| ‘None can usurp this height,’ returned that shade, ‘But those to whom the miseries of the world Are misery, and will not let them rest. All else who find a haven in the world, Where they may thoughtless sleep away their days, If by a chance into this fane they come, Rot on the pavement where thou rottedst half.’ ‘Are there not thousands in the world,’ said I, Encouraged by the sooth voice of the shade, ‘Who love their fellows even to the death, Who feel the giant agony of the world, And more, like slaves to poor humanity, Labour for mortal good?’ |
If the reader compares with this the following passage from the Preface to Alastor, and if he observes the words I have italicised in it, he will hardly doubt that some unconscious recollection of the Preface was at work in Keats’s mind. Shelley is distinguishing the self-centred seclusion of his poet from that of common selfish souls:
‘The picture is not barren of instruction to actual men. The Poet’s self-centred seclusion was avenged by the furies of an irresistible passion pursuing him to speedy ruin. But that Power which strikes the luminaries of the world with sudden darkness and extinction, by awakening them to too exquisite a perception of its influences, dooms to a slow and poisonous decay those meaner spirits that dare to abjure its dominion. Their destiny is more abject and inglorious as their delinquency is more contemptible and pernicious. They who, deluded by no generous error, instigated by no sacred thirst of doubtful knowledge, duped by no illustrious superstition, loving nothing on this earth, and cherishing no hopes beyond, yet keep aloof from sympathies with their kind, rejoicing neither in human joy nor mourning with human grief; these, and such as they, have their apportioned curse. They languish, because none feel with them their common nature. They are morally dead. They are neither friends, nor lovers, nor fathers, nor citizens of the world, nor benefactors of their country. Among those who attempt to exist without human sympathy, the pure and tender-hearted perish through the intensity and passion of their search after its communities, when the vacancy of their spirit suddenly makes itself felt. All else, selfish, blind, and torpid, are those unforeseeing multitudes who constitute, together with their own, the lasting misery and loneliness of the world. Those who love not their fellow-beings, live unfruitful lives, and prepare for their old age a miserable grave.’[35]
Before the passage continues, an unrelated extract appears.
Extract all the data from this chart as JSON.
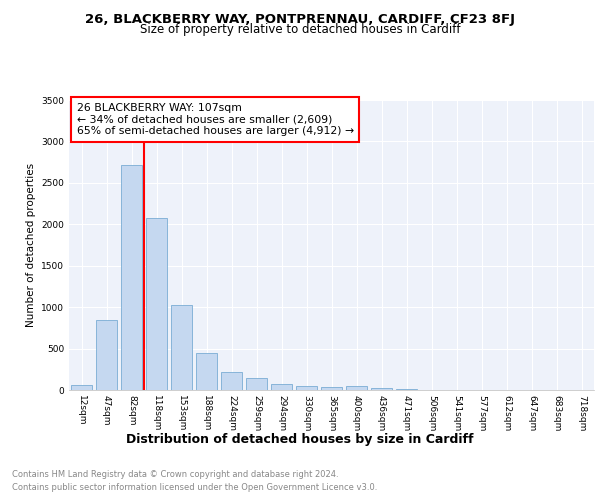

I have still a passage to refer to. Let the reader turn to the quotation on p. 236 from Keats’s reply to Shelley’s letter of invitation to his home in Italy; and let him ask himself why Keats puts the word “self-concentration” in inverted commas. He is not referring to anything in Shelley’s letter, and he is not in the habit in the letters of using inverted commas except to mark a quotation. Without doubt, I think, he is referring from memory to the Preface to Alastor and the phrase ‘self-centred seclusion.’ He has come to feel that this self-centred seclusion is right for a poet like himself, and that the direct pursuit of philanthropy in poetry (which he supposes Shelley to advocate) is wrong. But this is another proof how much he had been influenced by Shelley’s poem; and it is perhaps not too rash to conjecture that his consciousness of this influence was one reason why he had earlier refused to visit Shelley, in order that he might ‘have his own unfettered scope.’[36]
If it seems to anyone that these conclusions are derogatory to Keats, either as a man or a poet, I can only say that I differ from him entirely. But I will add that there seems to me some reason to conjecture that Shelley had read the Ode to a Nightingale before he wrote the stanzas To a Skylark.
[1] The Letters (except those to Miss Brawne, and a few others) have been edited by Colvin, and (without exception) by Forman (pub. Gowans & Gray). I refer to them by their numbers, followed by the initial of the editor’s name. Both editions reproduce peculiarities of punctuation, etc.; but for my present purpose these are usually without interest, and I have consulted the convenience of the reader in making changes.
[2] Keats himself, it is strange to think, was born in the same year as Carlyle.
[3] These passions were in his last two years overclouded at times, but they remained to the end. When, in the bitterness of his soul, he begged Severn to put on his tombstone no name, but only ‘Here lies one whose name was writ in water,’ he was thinking not merely of the reviewers who had robbed him of fame in his short life, but also of those unwritten poems, of which ‘the faint conceptions’ in happier days used to ‘bring the blood into his forehead.’